Über Gewinn und Verlust

Mit der Zeit habe ich einiges gewonnen und einiges verloren. Reden wir über die Verluste: Aus ihnen habe ich gelernt. Ab und an habe ich deshalb auch etwas gewonnen.

  • Filmförderung Schleswig-Holstein (MSH)
  • New York Festivals Award (2x)
  • fab Award
  • London International Advertising Award
  • Annual Multimedia Award
  • ADC-Nagel
  • Golden Award of Montreux
  • Crea Award

Von der Physik zum Phernsehen

Es sieht ganz danach aus, als wäre ich mein Leben lang streng wissenschaftlich vorgegangen. Es gab wohl überall zu viele Gelegenheiten zu lernen.

Ursprünglich wollte ich im CERN den grundsätzlichsten Dingen auf den Grund gehen.

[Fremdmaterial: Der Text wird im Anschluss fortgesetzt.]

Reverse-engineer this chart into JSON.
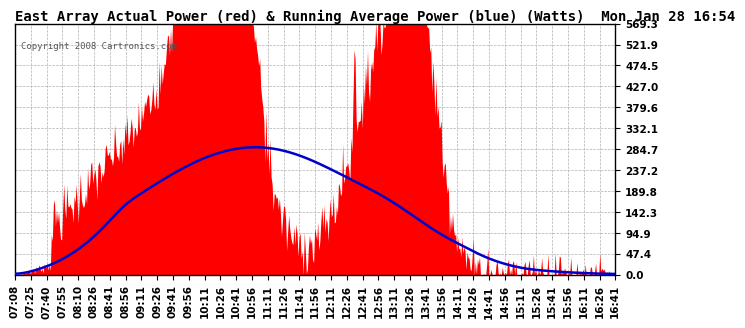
{
  "title": "East Array Actual Power (red) & Running Average Power (blue) (Watts)  Mon Jan 28 16:54",
  "copyright": "Copyright 2008 Cartronics.com",
  "background_color": "#ffffff",
  "plot_bg_color": "#ffffff",
  "grid_color": "#b0b0b0",
  "yticks": [
    0.0,
    47.4,
    94.9,
    142.3,
    189.8,
    237.2,
    284.7,
    332.1,
    379.6,
    427.0,
    474.5,
    521.9,
    569.3
  ],
  "ymax": 569.3,
  "xtick_labels": [
    "07:08",
    "07:25",
    "07:40",
    "07:55",
    "08:10",
    "08:26",
    "08:41",
    "08:56",
    "09:11",
    "09:26",
    "09:41",
    "09:56",
    "10:11",
    "10:26",
    "10:41",
    "10:56",
    "11:11",
    "11:26",
    "11:41",
    "11:56",
    "12:11",
    "12:26",
    "12:41",
    "12:56",
    "13:11",
    "13:26",
    "13:41",
    "13:56",
    "14:11",
    "14:26",
    "14:41",
    "14:56",
    "15:11",
    "15:26",
    "15:41",
    "15:56",
    "16:11",
    "16:26",
    "16:41"
  ],
  "actual_color": "#ff0000",
  "avg_color": "#0000cc",
  "title_fontsize": 10,
  "tick_fontsize": 7.5
}
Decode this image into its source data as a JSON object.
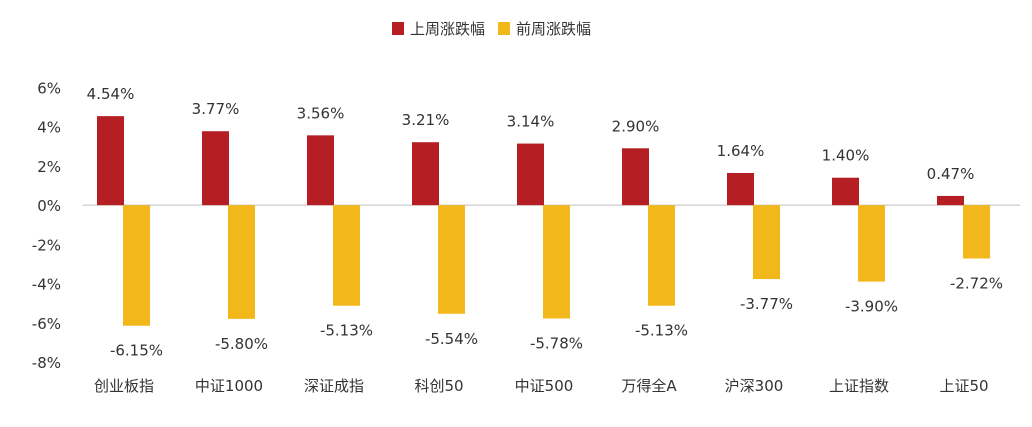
{
  "chart_data": {
    "type": "bar",
    "title": "",
    "xlabel": "",
    "ylabel": "",
    "categories": [
      "创业板指",
      "中证1000",
      "深证成指",
      "科创50",
      "中证500",
      "万得全A",
      "沪深300",
      "上证指数",
      "上证50"
    ],
    "series": [
      {
        "name": "上周涨跌幅",
        "color": "#B51F24",
        "values": [
          4.54,
          3.77,
          3.56,
          3.21,
          3.14,
          2.9,
          1.64,
          1.4,
          0.47
        ],
        "labels": [
          "4.54%",
          "3.77%",
          "3.56%",
          "3.21%",
          "3.14%",
          "2.90%",
          "1.64%",
          "1.40%",
          "0.47%"
        ]
      },
      {
        "name": "前周涨跌幅",
        "color": "#F2B81B",
        "values": [
          -6.15,
          -5.8,
          -5.13,
          -5.54,
          -5.78,
          -5.13,
          -3.77,
          -3.9,
          -2.72
        ],
        "labels": [
          "-6.15%",
          "-5.80%",
          "-5.13%",
          "-5.54%",
          "-5.78%",
          "-5.13%",
          "-3.77%",
          "-3.90%",
          "-2.72%"
        ]
      }
    ],
    "ylim": [
      -8,
      6
    ],
    "yticks": [
      6,
      4,
      2,
      0,
      -2,
      -4,
      -6,
      -8
    ],
    "ytick_labels": [
      "6%",
      "4%",
      "2%",
      "0%",
      "-2%",
      "-4%",
      "-6%",
      "-8%"
    ],
    "grid": false,
    "legend_position": "top-center"
  }
}
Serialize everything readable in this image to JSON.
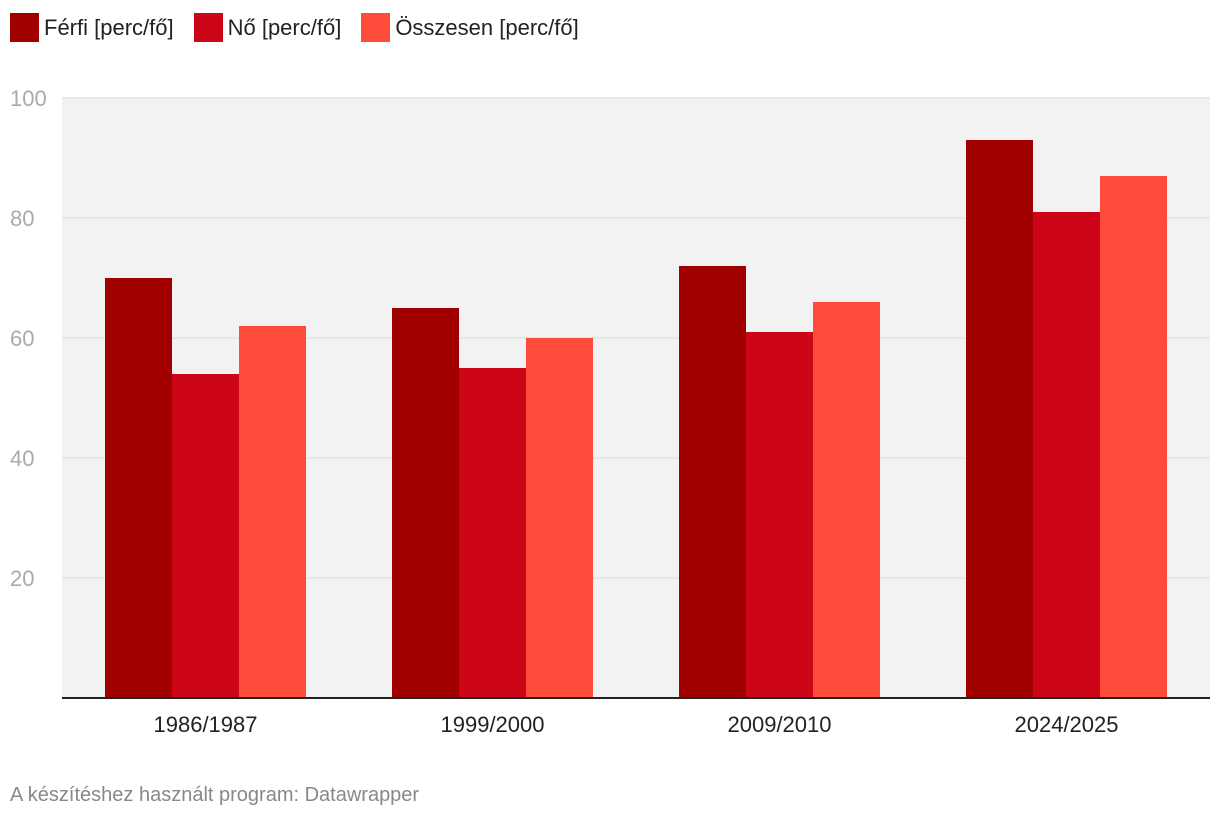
{
  "chart_data": {
    "type": "bar",
    "title": "",
    "xlabel": "",
    "ylabel": "",
    "categories": [
      "1986/1987",
      "1999/2000",
      "2009/2010",
      "2024/2025"
    ],
    "series": [
      {
        "name": "Férfi [perc/fő]",
        "color": "#a00000",
        "values": [
          70,
          65,
          72,
          93
        ]
      },
      {
        "name": "Nő [perc/fő]",
        "color": "#cc0519",
        "values": [
          54,
          55,
          61,
          81
        ]
      },
      {
        "name": "Összesen [perc/fő]",
        "color": "#ff4b3a",
        "values": [
          62,
          60,
          66,
          87
        ]
      }
    ],
    "ylim": [
      0,
      100
    ],
    "yticks": [
      20,
      40,
      60,
      80,
      100
    ],
    "grid": true,
    "legend": "top-left",
    "plot_background": "#f2f2f2"
  },
  "footer": {
    "credit": "A készítéshez használt program: Datawrapper"
  }
}
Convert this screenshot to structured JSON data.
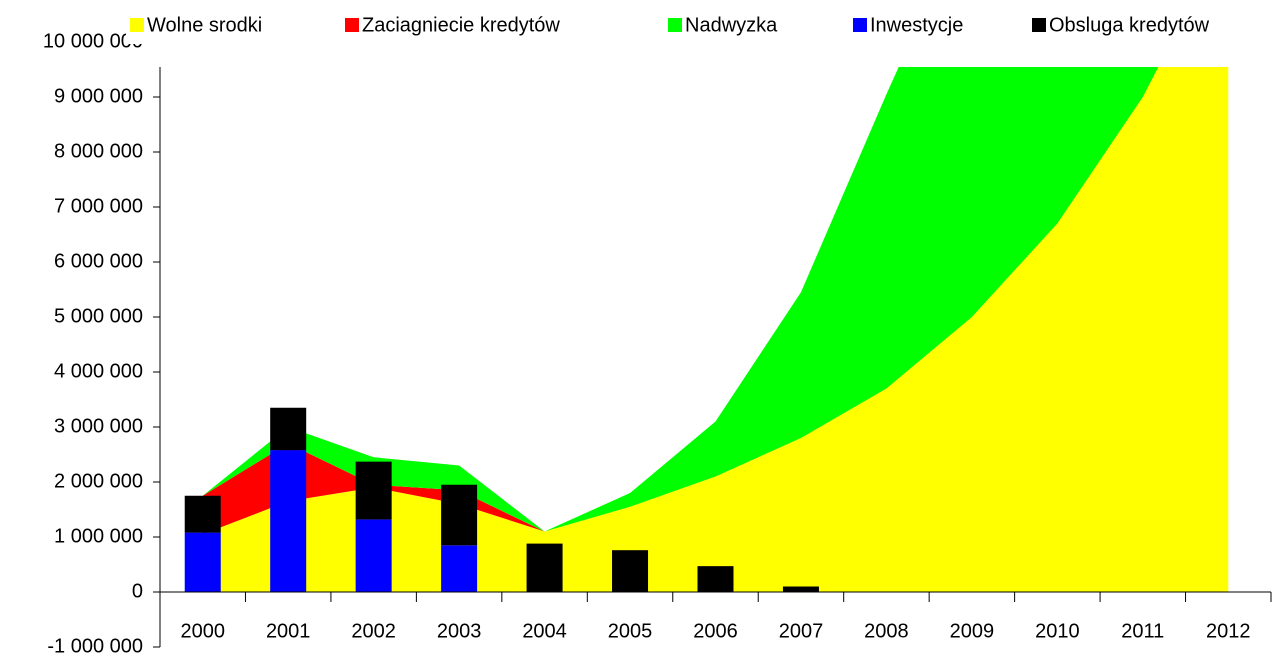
{
  "chart_data": {
    "type": "stacked-area-bar",
    "categories": [
      "2000",
      "2001",
      "2002",
      "2003",
      "2004",
      "2005",
      "2006",
      "2007",
      "2008",
      "2009",
      "2010",
      "2011",
      "2012"
    ],
    "areas": [
      {
        "name": "Wolne srodki",
        "color": "#ffff00",
        "values": [
          1050000,
          1650000,
          1900000,
          1600000,
          1100000,
          1550000,
          2100000,
          2800000,
          3700000,
          5000000,
          6700000,
          9000000,
          12000000
        ]
      },
      {
        "name": "Zaciagniecie kredytów",
        "color": "#ff0000",
        "values": [
          700000,
          1050000,
          50000,
          250000,
          0,
          0,
          0,
          0,
          0,
          0,
          0,
          0,
          0
        ]
      },
      {
        "name": "Nadwyzka",
        "color": "#00ff00",
        "values": [
          0,
          300000,
          500000,
          450000,
          0,
          250000,
          1000000,
          2650000,
          5350000,
          7500000,
          8000000,
          7000000,
          5000000
        ]
      }
    ],
    "bars": [
      {
        "name": "Inwestycje",
        "color": "#0000ff",
        "values": [
          1080000,
          2580000,
          1320000,
          850000,
          0,
          0,
          0,
          0,
          0,
          0,
          0,
          0,
          0
        ]
      },
      {
        "name": "Obsluga kredytów",
        "color": "#000000",
        "values": [
          670000,
          770000,
          1050000,
          1100000,
          880000,
          760000,
          470000,
          100000,
          0,
          0,
          0,
          0,
          0
        ]
      }
    ],
    "ylim": [
      -1000000,
      10000000
    ],
    "yticks": [
      {
        "value": -1000000,
        "label": "-1 000 000"
      },
      0,
      {
        "value": 1000000,
        "label": "1 000 000"
      },
      {
        "value": 2000000,
        "label": "2 000 000"
      },
      {
        "value": 3000000,
        "label": "3 000 000"
      },
      {
        "value": 4000000,
        "label": "4 000 000"
      },
      {
        "value": 5000000,
        "label": "5 000 000"
      },
      {
        "value": 6000000,
        "label": "6 000 000"
      },
      {
        "value": 7000000,
        "label": "7 000 000"
      },
      {
        "value": 8000000,
        "label": "8 000 000"
      },
      {
        "value": 9000000,
        "label": "9 000 000"
      },
      {
        "value": 10000000,
        "label": "10 000 000"
      }
    ]
  }
}
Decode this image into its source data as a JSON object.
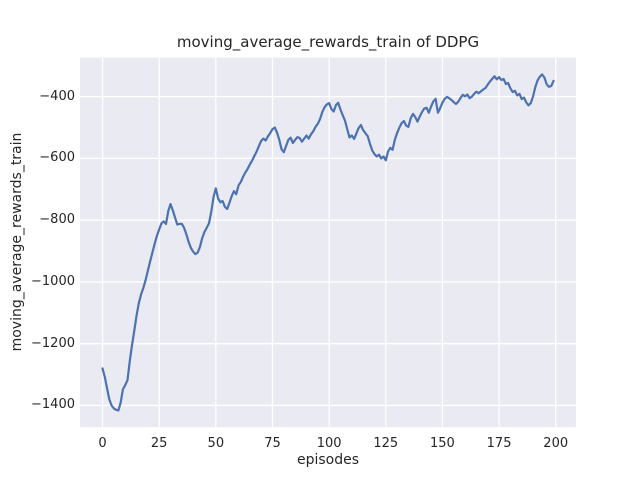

Denn das ergab sich schon aus Bach, dem Musizieren und der Schönheit der Mathematik, also aus einem Physikstudium.

Aus einem Job in der Ton- und Bildtechnik beim Fernsehen ergab sich dann ein Job und eine Firma.

Aus der Arbeit für alle deutschen TV-Sender entwickelte ich einen Drehbuchworkshop für den Deutschen Schriftstellerverband und gewann einen Drehbuchpreis für den Workshop.

Die Welt ist nicht genug

In dieser Phase biete ich erstmals meine Dienste als Texter, Programmierer und Video-Experte an. Ich schreibe, und ich programmiere im damals angesagten Flash-Format. Am Ende entwickle ich die erste interaktive Video-CD-ROM für Audi.

Werbewelt

Jahrelang digitale Werbung in einigen der Top-Agenturen Hamburgs. Weiter als Creative Director.

Neue Welten sind nicht genug

Ich gründe neue interaktive Abteilungen in Agenturen in Hamburg, dann arbeite ich daran, eine Kreativagentur in Bremen neu zu erfinden.

Die alte Welt holt mich ein

Am Ende ist es doch endlich der Service-Gedanke, der zur neuen Werbung wird. So hatte ich es seit der ersten Toffifee-Site (fab Award 2004) gehofft. Aber noch reinrassiger ist es heute endlich ein wirklich redaktioneller Prozess, der sich Content Marketing nennen darf, wenn er wirklich so gut ist.

Jedenfalls unterrichte ich das nun an der Universität Bremen.